The Reserve Bank of India called for a "calibrated" pace of monetary tightening in boosting its reverse repo rate, the floor for money market rates, to 3.75 percent following a surprise inter-meeting move last month.

The remarks prompted market players to reverse positions betting for more aggressive rate hikes and convinced dealers the RBI would keep ample funds in the banking system to help the government's record-sized bond issuance in coming months.

Overnight indexed swap rates fell as much as 20 basis points at the short-end, partly as market players expressed relief that the RBI did not take more aggressive steps to drain liquidity or lift rates a half-point, as some had feared.

The RBI may deliver another inter-meeting increase in rates, but such a move would depend on inflation -- already running at nearly a double-digit pace -- worsening further.

RBI Governor Duvvuri Subbarao said after the meeting that he was not ruling out an inter-meeting policy move.

For now, bond investors breathed a sigh of relief on the RBI's caution.

Ten-year government bond yields dropped 9 basis points in the broad relief rally across markets, but traders said the heavy calendar of bond sales in coming months meant the yield curve was bound to stay steep or steepen further.

The government is scheduled to borrow a record 4.57 trillion rupees ($102 billion) in the current fiscal year that began in April, with 2.87 trillion rupees planned in the first half.

"The pressure on the longer end will be more from the supply side rather than any RBI signal, so that's what will keep the pressure on the yield curve," said Ananth Narayan G, managing director and head of rates at Credit-South Asia.

The one-year OIS dropped 13 basis points to 4.96 percent, poised for its biggest one-day drop in a year and down from a four-month peak hit last week.
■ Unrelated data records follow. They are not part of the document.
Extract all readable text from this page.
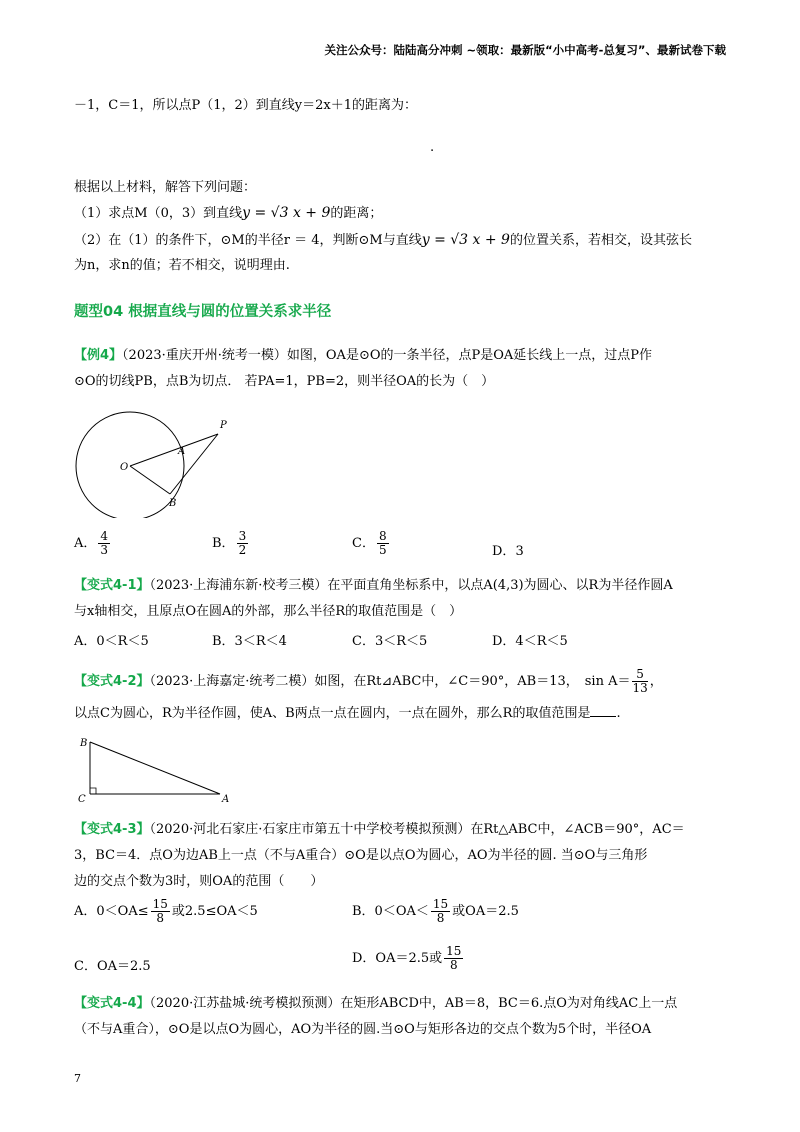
关注公众号：陆陆高分冲刺 ~领取：最新版“小中高考-总复习”、最新试卷下载
－1，C＝1，所以点P（1，2）到直线y＝2x＋1的距离为：
.
根据以上材料，解答下列问题：
（1）求点M（0，3）到直线y = √3 x + 9的距离；
（2）在（1）的条件下，⊙M的半径r ＝ 4，判断⊙M与直线y = √3 x + 9的位置关系，若相交，设其弦长
为n，求n的值；若不相交，说明理由.
题型04 根据直线与圆的位置关系求半径
【例4】（2023·重庆开州·统考一模）如图，OA是⊙O的一条半径，点P是OA延长线上一点，过点P作
⊙O的切线PB，点B为切点． 若PA=1，PB=2，则半径OA的长为（　）
O
A
B
P
A． $\frac{4}{3}$	B． $\frac{3}{2}$	C． $\frac{8}{5}$	D．3
【变式4-1】（2023·上海浦东新·校考三模）在平面直角坐标系中，以点A(4,3)为圆心、以R为半径作圆A
与x轴相交，且原点O在圆A的外部，那么半径R的取值范围是（　）
A．0＜R＜5	B．3＜R＜4	C．3＜R＜5	D．4＜R＜5
【变式4-2】（2023·上海嘉定·统考二模）如图，在Rt⊿ABC中，∠C＝90°，AB＝13， $\sin A= \frac{5}{13}$ ，
以点C为圆心，R为半径作圆，使A、B两点一点在圆内，一点在圆外，那么R的取值范围是 .
B
C	A
【变式4-3】（2020·河北石家庄·石家庄市第五十中学校考模拟预测）在Rt△ABC中，∠ACB＝90°，AC＝
3，BC＝4．点O为边AB上一点（不与A重合）⊙O是以点O为圆心，AO为半径的圆. 当⊙O与三角形
边的交点个数为3时，则OA的范围（　　）
A．$0<OA\le \frac{15}{8}$ 或2.5≤OA＜5	B．$0<OA< \frac{15}{8}$ 或OA＝2.5
C．OA＝2.5
D．OA＝2.5或 $\frac{15}{8}$
【变式4-4】（2020·江苏盐城·统考模拟预测）在矩形ABCD中，AB＝8，BC＝6.点O为对角线AC上一点
（不与A重合），⊙O是以点O为圆心，AO为半径的圆.当⊙O与矩形各边的交点个数为5个时，半径OA
7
The benchmark five-year OIS fell 5 basis points to 6.92 percent.

The spread between the one-year and five-year swap widened to 196 basis points, indicating the market saw less risk of the RBI being aggressive on tightening liquidity and hiking rates.

The benchmark 10-year bond yield was at 8.01 percent, down 7 basis points from Monday's closing and off a 1- year high reached earlier in the month.

Call money rates were steady at 3.5 percent, and traders see them hovering near the reverse repo rate -- which would be another sign the RBI is keeping the banking system flush with funds.

RUPEE AND BANK SHARES GAIN

The partially convertible rupee strengthened as far as 44.5075 per dollar, a gain of 0.5 percent on the day and back near a 19-month high struck earlier in the month.

The rupee has jumped about 4 percent this year as foreign investors have poured funds into the stock market.

Bank shares, the most sensitive to RBI policy changes, jumped 1.5 percent and outperformed the 0.3 percent rise in the benchmark SENSEX index.

Bank shares have also beaten the broader market so far this year, rising 6.5 percent compared with a flat reading for the SENSEX.

"The stock market does not appear negative for the moment because investors are seeing stability," said Deven Choksey, managing director at KR Choksey Shares and Securities in Mumbai.

In its policy review, the RBI said excessive capital inflows pose a challenge for exchange rate and monetary management, and analysts said they see a boost in the rupee in the longer term.

"This RBI action is definitely positive for the rupee, because of the widening interest rate differential. We actually see the rupee topping 42 to the dollar by the end of the year," said Joseph Tan, economist at Credit Suisse in Singapore.